Kennedy lauds T union fight against privatization
Says conditions at Quincy bus repair garage are bad
US REP. JOE KENNEDY III joined MBTA union workers on Sunday at a bus repair garage in Quincy to protest the transit authority’s consideration of a plan to outsource the operation and maintenance of 60 new buses to a private vendor.
Union officials cast the privatization fight as an us-versus-them battle with Gov. Charlie Baker and MBTA management, but Kennedy portrayed the situation in much broader terms.
“What it’s really about is do we think people who actually build the city and make it run deserve to live here, too?” he asked, standing outside the Quincy garage on Hancock Street. “That’s what this is about.”
In his Democratic primary race against US Sen. Ed Markey, Kennedy said he has held 13 town halls around the state in the last month and the two things he is asked about wherever he goes is the cost of housing and transportation. He said housing costs keep going up, particularly in the city, and people keep moving farther and farther out to find affordable housing. As they do, he said, they find themselves with longer and longer commutes to get to work. He said the anti-privatization fight with the T is about improving service with union-paid workers.
“We consider this an attack on labor and the riding public doesn’t deserve this,” said Jim Evers, the head of the Carmen’s Union,
Mike Vartabedian, business agent for the machinists union, said the T shouldn’t even think about privatization until it fulfills another contract provision calling on the T to invest $25 million a year in upgrading the existing T garages.

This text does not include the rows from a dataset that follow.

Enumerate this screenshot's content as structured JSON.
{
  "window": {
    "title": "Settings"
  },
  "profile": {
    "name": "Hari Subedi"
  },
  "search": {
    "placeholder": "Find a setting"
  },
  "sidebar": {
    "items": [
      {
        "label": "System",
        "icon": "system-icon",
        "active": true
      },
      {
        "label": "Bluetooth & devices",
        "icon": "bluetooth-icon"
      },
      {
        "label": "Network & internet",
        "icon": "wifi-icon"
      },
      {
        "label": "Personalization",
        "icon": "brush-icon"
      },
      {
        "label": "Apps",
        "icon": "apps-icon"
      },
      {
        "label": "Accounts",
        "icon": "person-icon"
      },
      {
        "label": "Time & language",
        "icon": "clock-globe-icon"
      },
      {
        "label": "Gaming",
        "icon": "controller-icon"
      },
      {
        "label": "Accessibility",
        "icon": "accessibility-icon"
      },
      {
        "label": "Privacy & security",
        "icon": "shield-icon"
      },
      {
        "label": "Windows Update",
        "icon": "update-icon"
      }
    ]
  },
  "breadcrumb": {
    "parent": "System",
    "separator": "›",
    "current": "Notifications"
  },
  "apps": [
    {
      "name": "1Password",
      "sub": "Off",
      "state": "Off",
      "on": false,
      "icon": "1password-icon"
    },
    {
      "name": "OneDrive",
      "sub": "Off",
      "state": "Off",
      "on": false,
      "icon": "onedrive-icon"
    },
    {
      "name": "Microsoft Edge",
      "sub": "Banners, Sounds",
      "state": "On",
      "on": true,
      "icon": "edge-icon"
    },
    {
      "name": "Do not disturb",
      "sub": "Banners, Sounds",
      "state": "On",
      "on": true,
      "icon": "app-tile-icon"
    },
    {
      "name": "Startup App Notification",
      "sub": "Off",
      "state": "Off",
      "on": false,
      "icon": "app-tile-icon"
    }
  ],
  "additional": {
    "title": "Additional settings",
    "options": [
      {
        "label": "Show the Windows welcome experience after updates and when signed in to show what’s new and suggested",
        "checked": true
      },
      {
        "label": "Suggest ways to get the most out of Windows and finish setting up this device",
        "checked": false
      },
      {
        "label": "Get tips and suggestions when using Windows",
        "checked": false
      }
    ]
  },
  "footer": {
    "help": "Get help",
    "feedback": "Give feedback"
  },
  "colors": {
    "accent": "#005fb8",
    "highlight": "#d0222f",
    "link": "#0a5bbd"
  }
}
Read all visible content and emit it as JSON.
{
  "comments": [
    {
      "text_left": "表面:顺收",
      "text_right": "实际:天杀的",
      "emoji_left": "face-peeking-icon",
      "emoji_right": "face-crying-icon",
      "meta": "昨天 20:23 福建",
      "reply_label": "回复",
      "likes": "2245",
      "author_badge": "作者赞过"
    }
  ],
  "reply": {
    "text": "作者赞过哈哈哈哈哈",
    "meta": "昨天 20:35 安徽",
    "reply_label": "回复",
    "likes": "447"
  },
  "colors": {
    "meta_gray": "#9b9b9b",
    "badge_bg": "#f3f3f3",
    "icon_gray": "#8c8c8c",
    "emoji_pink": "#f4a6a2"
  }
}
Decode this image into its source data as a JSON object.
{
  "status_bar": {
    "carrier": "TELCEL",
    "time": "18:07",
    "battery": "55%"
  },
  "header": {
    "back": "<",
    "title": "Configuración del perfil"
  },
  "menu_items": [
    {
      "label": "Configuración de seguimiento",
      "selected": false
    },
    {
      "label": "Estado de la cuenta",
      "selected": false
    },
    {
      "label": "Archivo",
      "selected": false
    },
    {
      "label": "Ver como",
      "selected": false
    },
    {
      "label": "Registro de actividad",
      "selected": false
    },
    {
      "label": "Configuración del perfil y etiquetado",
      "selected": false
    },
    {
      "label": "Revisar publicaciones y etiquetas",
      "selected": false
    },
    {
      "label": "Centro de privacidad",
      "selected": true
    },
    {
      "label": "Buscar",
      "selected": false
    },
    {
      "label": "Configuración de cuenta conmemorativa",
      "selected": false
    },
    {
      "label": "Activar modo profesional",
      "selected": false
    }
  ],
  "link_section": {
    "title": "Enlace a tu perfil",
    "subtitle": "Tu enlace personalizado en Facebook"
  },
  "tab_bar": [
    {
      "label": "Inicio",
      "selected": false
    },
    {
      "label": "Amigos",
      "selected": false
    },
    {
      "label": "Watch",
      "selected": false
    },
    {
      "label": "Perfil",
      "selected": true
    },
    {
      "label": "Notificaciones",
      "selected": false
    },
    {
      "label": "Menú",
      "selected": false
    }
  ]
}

T officials have acknowledged they dropped the ball on that pledge and are trying to get back on track.
“Why again are we looking at a private vendor?” Vartabedian asked the workers in Quincy. “I’ll tell you why, because it’s an ideology. How can a private company make a profit on a public service that’s not designed to make a profit. The answer is very simple. They cut corners. They take from the workers and then they destroy the system.”
He cited the example of a previous privatization experiment where the T provided six new buses to a vendor to provide service in Winthrop. Vartabedian said two of the six buses have been out of commission for nearly two months. He said T officials are trying to get the buses repaired under warranties, but he blamed a large part of the problem on poor maintenance work. He said he personally looked at one of the buses, and saw a severed wiring harness put back together with super glue. “Stuff that you just wouldn’t even imagine – horrible, horrible, horrible work,” he said.
Vartabedian took Kennedy on a tour of the Quincy bus garage on Hancock Street, which is scheduled for replacement. Both said the conditions inside were terrible, with ceilings and floors crumbling, water stains on the ceiling, and lifts that either don’t work or operate inefficiently.
Vartabedian said it’s unfair that the union’s workers have to operate in such primitive conditions on aging buses. “We’re going to be maintaining old vehicles while the new company will get new buses under warranty,” he said.
Kennedy repeatedly said the state and federal governments need to invest more in infrastructure and in the MBTA, but he declined to join the union officials in criticizing Baker directly.Sunday’s event was the second time Kennedy has joined with MBTA union officials to decry privatization. He did so previously in 2017, when contract negotiations with the machinists were going on.
Markey has also supported the machinists, both in 2017 and again last month in a joint letter from him and Sen. Elizabeth Warren to Poftak opposing efforts to privatize T operations.